Absorption and Emission Spectra in 1X PBS
IRDye 700DX is Highly Photostable
Photostability was tested by exposure to many sequential rounds of laser imaging. IRDye 700DX remains fluorescent after extended laser exposure. It is more photostable than other 700 nm dyes, including Alexa Fluor® 680, and is substantially more photostable than tetramethylrhodamine (TMR), one of the most photostable fluorescent dyes2.
Photostability of IRDye 700DX, compared to other near-IR fluorescent dyes, and the very photostable TMR dye.

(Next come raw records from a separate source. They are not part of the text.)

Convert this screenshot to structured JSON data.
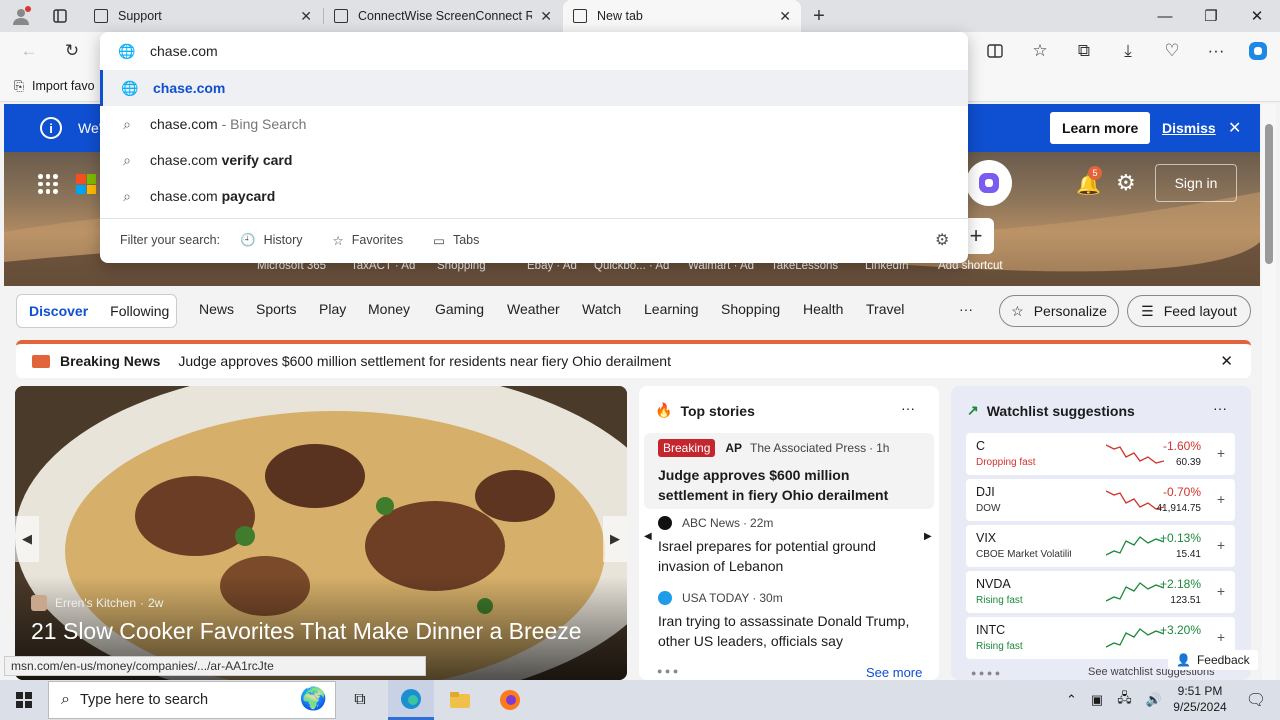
{
  "tabs": [
    {
      "title": "Support"
    },
    {
      "title": "ConnectWise ScreenConnect Re"
    },
    {
      "title": "New tab"
    }
  ],
  "omnibox": {
    "value": "chase.com",
    "suggestions": [
      {
        "text": "chase.com",
        "suffix": ""
      },
      {
        "text": "chase.com",
        "suffix": " - Bing Search"
      },
      {
        "text": "chase.com",
        "bold": " verify card"
      },
      {
        "text": "chase.com",
        "bold": " paycard"
      }
    ],
    "filter_label": "Filter your search:",
    "filters": [
      "History",
      "Favorites",
      "Tabs"
    ]
  },
  "favbar": {
    "import_label": "Import favo"
  },
  "infobar": {
    "text": "We'",
    "learn_more": "Learn more",
    "dismiss": "Dismiss"
  },
  "hero": {
    "sign_in": "Sign in",
    "notif_count": "5",
    "shortcuts": [
      "Microsoft 365",
      "TaxACT · Ad",
      "Shopping",
      "Ebay · Ad",
      "Quickbo... · Ad",
      "Walmart · Ad",
      "TakeLessons",
      "LinkedIn",
      "Add shortcut"
    ]
  },
  "nav": {
    "discover": "Discover",
    "following": "Following",
    "items": [
      "News",
      "Sports",
      "Play",
      "Money",
      "Gaming",
      "Weather",
      "Watch",
      "Learning",
      "Shopping",
      "Health",
      "Travel"
    ],
    "more": "···",
    "personalize": "Personalize",
    "feed_layout": "Feed layout"
  },
  "breaking": {
    "label": "Breaking News",
    "headline": "Judge approves $600 million settlement for residents near fiery Ohio derailment"
  },
  "main_story": {
    "source": "Erren's Kitchen",
    "age": "2w",
    "title": "21 Slow Cooker Favorites That Make Dinner a Breeze"
  },
  "status_url": "msn.com/en-us/money/companies/.../ar-AA1rcJte",
  "top_stories": {
    "title": "Top stories",
    "see_more": "See more",
    "items": [
      {
        "badge": "Breaking",
        "source_logo": "AP",
        "source": "The Associated Press",
        "age": "1h",
        "headline": "Judge approves $600 million settlement in fiery Ohio derailment"
      },
      {
        "source": "ABC News",
        "age": "22m",
        "headline": "Israel prepares for potential ground invasion of Lebanon"
      },
      {
        "source": "USA TODAY",
        "age": "30m",
        "headline": "Iran trying to assassinate Donald Trump, other US leaders, officials say"
      }
    ]
  },
  "watchlist": {
    "title": "Watchlist suggestions",
    "see_more": "See watchlist suggestions",
    "feedback": "Feedback",
    "stocks": [
      {
        "symbol": "C",
        "sub": "Dropping fast",
        "change": "-1.60%",
        "price": "60.39",
        "dir": "down"
      },
      {
        "symbol": "DJI",
        "sub": "DOW",
        "change": "-0.70%",
        "price": "41,914.75",
        "dir": "down"
      },
      {
        "symbol": "VIX",
        "sub": "CBOE Market Volatility Ind...",
        "change": "+0.13%",
        "price": "15.41",
        "dir": "up"
      },
      {
        "symbol": "NVDA",
        "sub": "Rising fast",
        "change": "+2.18%",
        "price": "123.51",
        "dir": "up"
      },
      {
        "symbol": "INTC",
        "sub": "Rising fast",
        "change": "+3.20%",
        "price": "",
        "dir": "up"
      }
    ]
  },
  "taskbar": {
    "search_placeholder": "Type here to search",
    "time": "9:51 PM",
    "date": "9/25/2024"
  },
  "colors": {
    "accent": "#0f4fd1",
    "breaking": "#c4262e",
    "up": "#1a8a3a",
    "down": "#d1342e"
  }
}
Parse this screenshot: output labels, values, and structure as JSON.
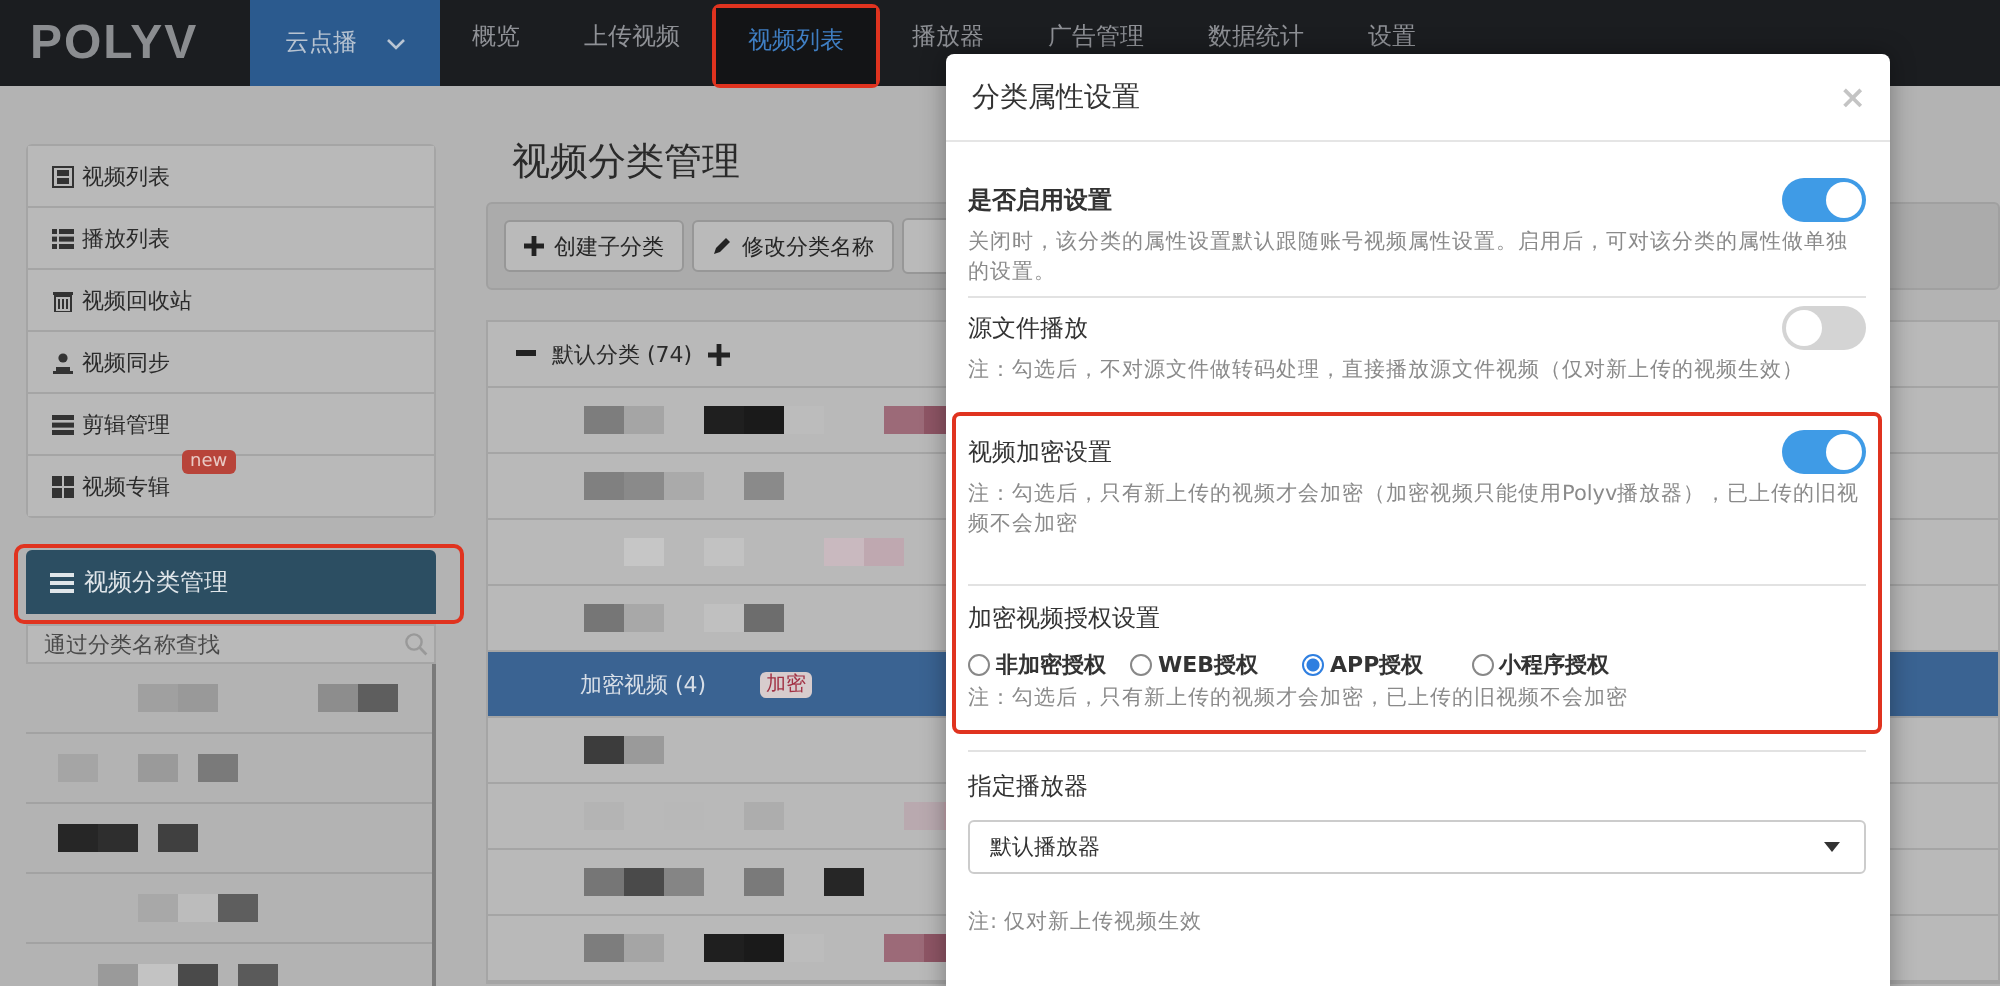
{
  "nav": {
    "logo": "POLYV",
    "product": {
      "label": "云点播"
    },
    "tabs": [
      {
        "label": "概览",
        "selected": false,
        "highlighted": false
      },
      {
        "label": "上传视频",
        "selected": false,
        "highlighted": false
      },
      {
        "label": "视频列表",
        "selected": true,
        "highlighted": true
      },
      {
        "label": "播放器",
        "selected": false,
        "highlighted": false
      },
      {
        "label": "广告管理",
        "selected": false,
        "highlighted": false
      },
      {
        "label": "数据统计",
        "selected": false,
        "highlighted": false
      },
      {
        "label": "设置",
        "selected": false,
        "highlighted": false
      }
    ]
  },
  "sidebar": {
    "items": [
      {
        "label": "视频列表",
        "selected": false
      },
      {
        "label": "播放列表",
        "selected": false
      },
      {
        "label": "视频回收站",
        "selected": false
      },
      {
        "label": "视频同步",
        "selected": false
      },
      {
        "label": "剪辑管理",
        "selected": false
      },
      {
        "label": "视频专辑",
        "selected": false,
        "badge": "new"
      }
    ],
    "category_item": {
      "label": "视频分类管理",
      "selected": true,
      "highlighted": true
    },
    "search": {
      "placeholder": "通过分类名称查找"
    },
    "categories": [
      {
        "kind": "redacted"
      },
      {
        "kind": "redacted"
      },
      {
        "kind": "redacted"
      },
      {
        "kind": "redacted"
      },
      {
        "kind": "redacted"
      }
    ]
  },
  "main": {
    "title": "视频分类管理",
    "toolbar": [
      {
        "label": "创建子分类"
      },
      {
        "label": "修改分类名称"
      }
    ],
    "tree": {
      "root": {
        "label": "默认分类 (74)",
        "expanded": true
      },
      "rows": [
        {
          "kind": "redacted",
          "selected": false
        },
        {
          "kind": "redacted",
          "selected": false
        },
        {
          "kind": "redacted",
          "selected": false
        },
        {
          "kind": "redacted",
          "selected": false
        },
        {
          "kind": "category",
          "label": "加密视频 (4)",
          "badge": "加密",
          "selected": true
        },
        {
          "kind": "redacted",
          "selected": false
        },
        {
          "kind": "redacted",
          "selected": false
        },
        {
          "kind": "redacted",
          "selected": false
        },
        {
          "kind": "redacted",
          "selected": false
        }
      ]
    }
  },
  "modal": {
    "title": "分类属性设置",
    "close": "×",
    "enable": {
      "label": "是否启用设置",
      "on": true,
      "description": "关闭时，该分类的属性设置默认跟随账号视频属性设置。启用后，可对该分类的属性做单独的设置。"
    },
    "source_play": {
      "label": "源文件播放",
      "on": false,
      "note": "注：勾选后，不对源文件做转码处理，直接播放源文件视频（仅对新上传的视频生效）"
    },
    "encryption": {
      "highlighted": true,
      "label": "视频加密设置",
      "on": true,
      "note": "注：勾选后，只有新上传的视频才会加密（加密视频只能使用Polyv播放器），已上传的旧视频不会加密",
      "auth_label": "加密视频授权设置",
      "auth_options": [
        {
          "label": "非加密授权",
          "selected": false
        },
        {
          "label": "WEB授权",
          "selected": false
        },
        {
          "label": "APP授权",
          "selected": true
        },
        {
          "label": "小程序授权",
          "selected": false
        }
      ],
      "auth_note": "注：勾选后，只有新上传的视频才会加密，已上传的旧视频不会加密"
    },
    "player": {
      "label": "指定播放器",
      "value": "默认播放器",
      "note": "注: 仅对新上传视频生效"
    }
  }
}
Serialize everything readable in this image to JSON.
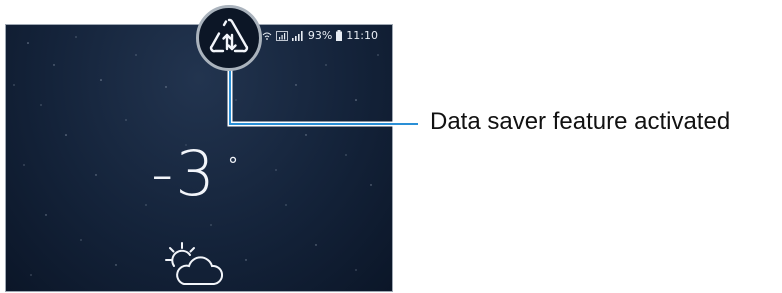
{
  "status_bar": {
    "battery_percent": "93%",
    "time": "11:10"
  },
  "weather": {
    "temperature": "-3",
    "degree_symbol": "°",
    "condition_icon": "partly-cloudy-icon"
  },
  "callout": {
    "icon": "data-saver-icon",
    "label": "Data saver feature activated"
  },
  "colors": {
    "screen_background": "#14233a",
    "leader_line": "#2a8fd6",
    "callout_border": "#aab3bd"
  }
}
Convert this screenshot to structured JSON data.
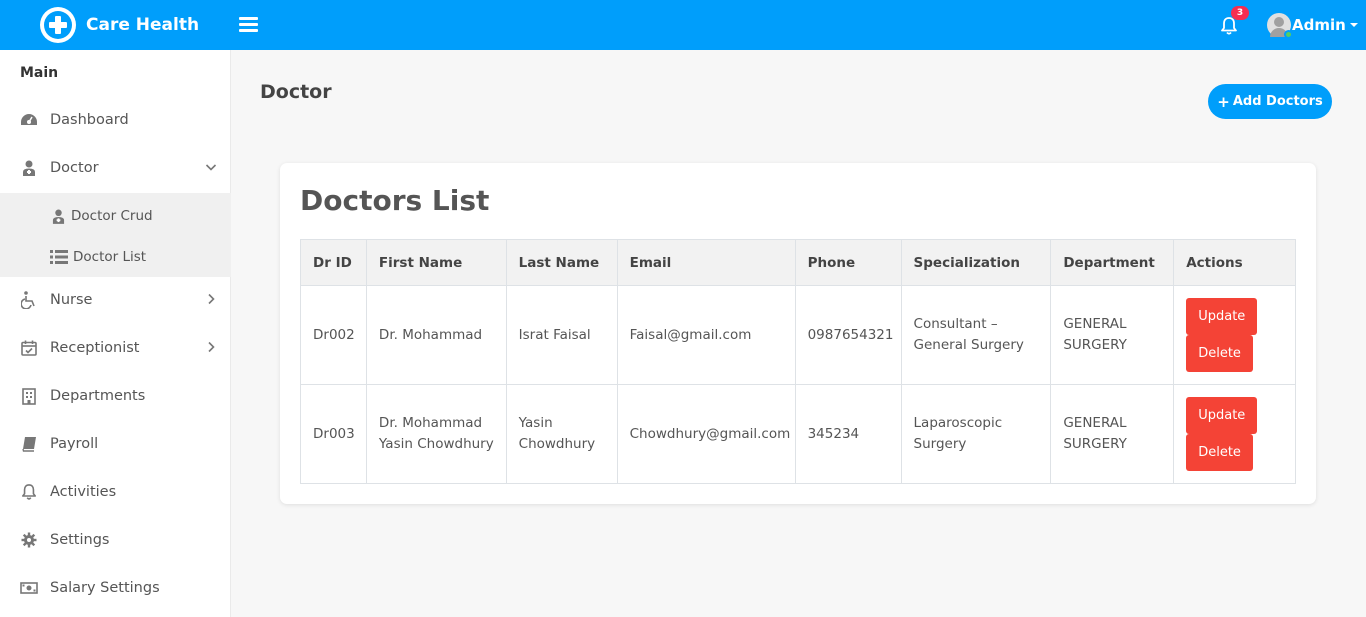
{
  "header": {
    "brand": "Care Health",
    "notification_count": "3",
    "user_name": "Admin"
  },
  "sidebar": {
    "section_title": "Main",
    "items": [
      {
        "label": "Dashboard",
        "icon": "dashboard-icon"
      },
      {
        "label": "Doctor",
        "icon": "user-md-icon"
      },
      {
        "label": "Nurse",
        "icon": "wheelchair-icon"
      },
      {
        "label": "Receptionist",
        "icon": "calendar-check-icon"
      },
      {
        "label": "Departments",
        "icon": "building-icon"
      },
      {
        "label": "Payroll",
        "icon": "book-icon"
      },
      {
        "label": "Activities",
        "icon": "bell-icon"
      },
      {
        "label": "Settings",
        "icon": "gear-icon"
      },
      {
        "label": "Salary Settings",
        "icon": "money-bill-icon"
      }
    ],
    "doctor_submenu": [
      {
        "label": "Doctor Crud",
        "icon": "user-md-icon"
      },
      {
        "label": "Doctor List",
        "icon": "list-icon"
      }
    ]
  },
  "main": {
    "page_title": "Doctor",
    "add_button": "Add Doctors",
    "card_title": "Doctors List",
    "table": {
      "headers": [
        "Dr ID",
        "First Name",
        "Last Name",
        "Email",
        "Phone",
        "Specialization",
        "Department",
        "Actions"
      ],
      "rows": [
        {
          "id": "Dr002",
          "first": "Dr. Mohammad",
          "last": "Israt Faisal",
          "email": "Faisal@gmail.com",
          "phone": "0987654321",
          "spec": "Consultant – General Surgery",
          "dept": "GENERAL SURGERY",
          "update": "Update",
          "delete": "Delete"
        },
        {
          "id": "Dr003",
          "first": "Dr. Mohammad Yasin Chowdhury",
          "last": "Yasin Chowdhury",
          "email": "Chowdhury@gmail.com",
          "phone": "345234",
          "spec": "Laparoscopic Surgery",
          "dept": "GENERAL SURGERY",
          "update": "Update",
          "delete": "Delete"
        }
      ]
    }
  },
  "colors": {
    "primary": "#009efb",
    "danger": "#f44336",
    "badge": "#f62d51"
  }
}
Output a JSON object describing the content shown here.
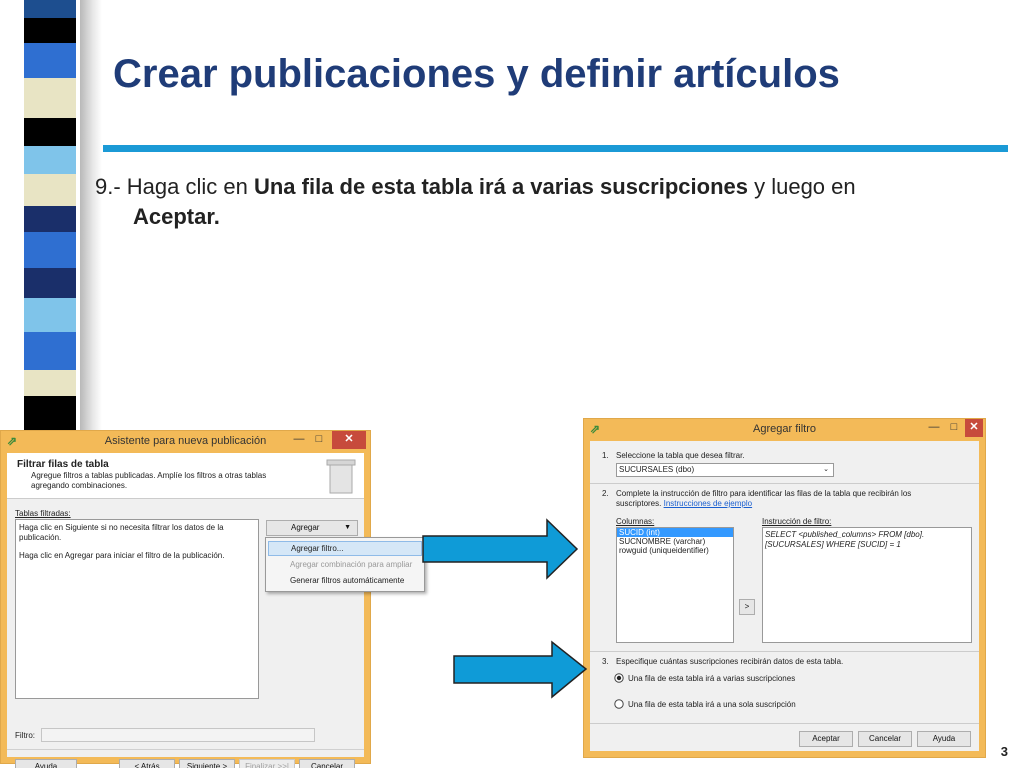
{
  "slide": {
    "title": "Crear publicaciones y definir artículos",
    "instruction_prefix": "9.- Haga clic en ",
    "instruction_bold1": "Una fila de esta tabla irá a varias suscripciones",
    "instruction_middle": " y luego en",
    "instruction_bold2": "Aceptar.",
    "page_number": "3"
  },
  "colors": {
    "title": "#1f3c78",
    "rule": "#1b9ad6",
    "window_frame": "#f3ba58",
    "close_button": "#c74b3c",
    "arrow_fill": "#0f9bd7",
    "selection": "#3399ff"
  },
  "wizard": {
    "title": "Asistente para nueva publicación",
    "header_title": "Filtrar filas de tabla",
    "header_desc": "Agregue filtros a tablas publicadas. Amplíe los filtros a otras tablas agregando combinaciones.",
    "filtered_tables_label": "Tablas filtradas:",
    "list_text_1": "Haga clic en Siguiente si no necesita filtrar los datos de la publicación.",
    "list_text_2": "Haga clic en Agregar para iniciar el filtro de la publicación.",
    "add_button": "Agregar",
    "menu": {
      "item_1": "Agregar filtro...",
      "item_2": "Agregar combinación para ampliar",
      "item_3": "Generar filtros automáticamente"
    },
    "filter_label": "Filtro:",
    "buttons": {
      "help": "Ayuda",
      "back": "< Atrás",
      "next": "Siguiente >",
      "finish": "Finalizar >>|",
      "cancel": "Cancelar"
    }
  },
  "filter_dialog": {
    "title": "Agregar filtro",
    "step1_num": "1.",
    "step1_label": "Seleccione la tabla que desea filtrar.",
    "table_select": "SUCURSALES (dbo)",
    "step2_num": "2.",
    "step2_label": "Complete la instrucción de filtro para identificar las filas de la tabla que recibirán los suscriptores.",
    "examples_link": "Instrucciones de ejemplo",
    "columns_label": "Columnas:",
    "columns": [
      "SUCID (int)",
      "SUCNOMBRE (varchar)",
      "rowguid (uniqueidentifier)"
    ],
    "move_button": ">",
    "statement_label": "Instrucción de filtro:",
    "statement_line1": "SELECT <published_columns> FROM [dbo].",
    "statement_line2": "[SUCURSALES] WHERE [SUCID] = 1",
    "step3_num": "3.",
    "step3_label": "Especifique cuántas suscripciones recibirán datos de esta tabla.",
    "radio_many": "Una fila de esta tabla irá a varias suscripciones",
    "radio_one": "Una fila de esta tabla irá a una sola suscripción",
    "buttons": {
      "accept": "Aceptar",
      "cancel": "Cancelar",
      "help": "Ayuda"
    }
  }
}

|Dye||Irradiation intensity (W/cm2)||Intensity Gain factor at surface (Gi)||Absorption cross section σ01 (λ) (cm2)||Excitation rate constant k01 (λ) (excitation/sec)||Measured fluorescence decay rate kz (bleached dye/sec)||Mean number of survived excitation cycles µ|
|IRDye 700DX||24.711||2.823||6.200E-16 (680 nm)||1.479E+05 (680 nm)||0.024||>6.161E+6|
|Alexa Fluor 680||4.961||2.823||5.355E-16 (680 nm)||2.564E+04 (680 nm)||0.535||4.79E+04|
|Cy5.5||8.790||2.823||7.270E-16 (680 nm)||6.168E+04 (680 nm)||>0.454||1.36E+05|
|Cy7||27.449||2.823||3.440E-16 (780 nm)||1.045E+05 (780 nm)||0.794||1.317E+05|
|IRDye 800CW||17.475||2.823||9.180E-16 (780 nm)||1.776E+05 (780 nm)||1.730||1.027E+05|
|TMR||25.073||2.823||2.340E-16 (531 nm)||4.422E+04 (531 nm)||0.191||2.32E+05|
- M. Mitsunaga, M. Ogawa, N. Kosaka, L.T. Rosenblum, P.L. Choyke, H. Kobayashi, Cancer cell-selective in vivo near infrared photoimmunotherapy targeting specific membrane molecules. Nature Medicine17, 1685-1691, 2011.
- X. Peng, D.R. Draney, W.M. Volcheck, G.R. Bashford, D.T. Lamb, D.L. Grone, Y.Zhang, C.M. Johnson, Phthalocyanine dye as an extremely photostable and highly fluorescent near-infrared labeling reagent. Proceedings of SPIE 6097, 2006.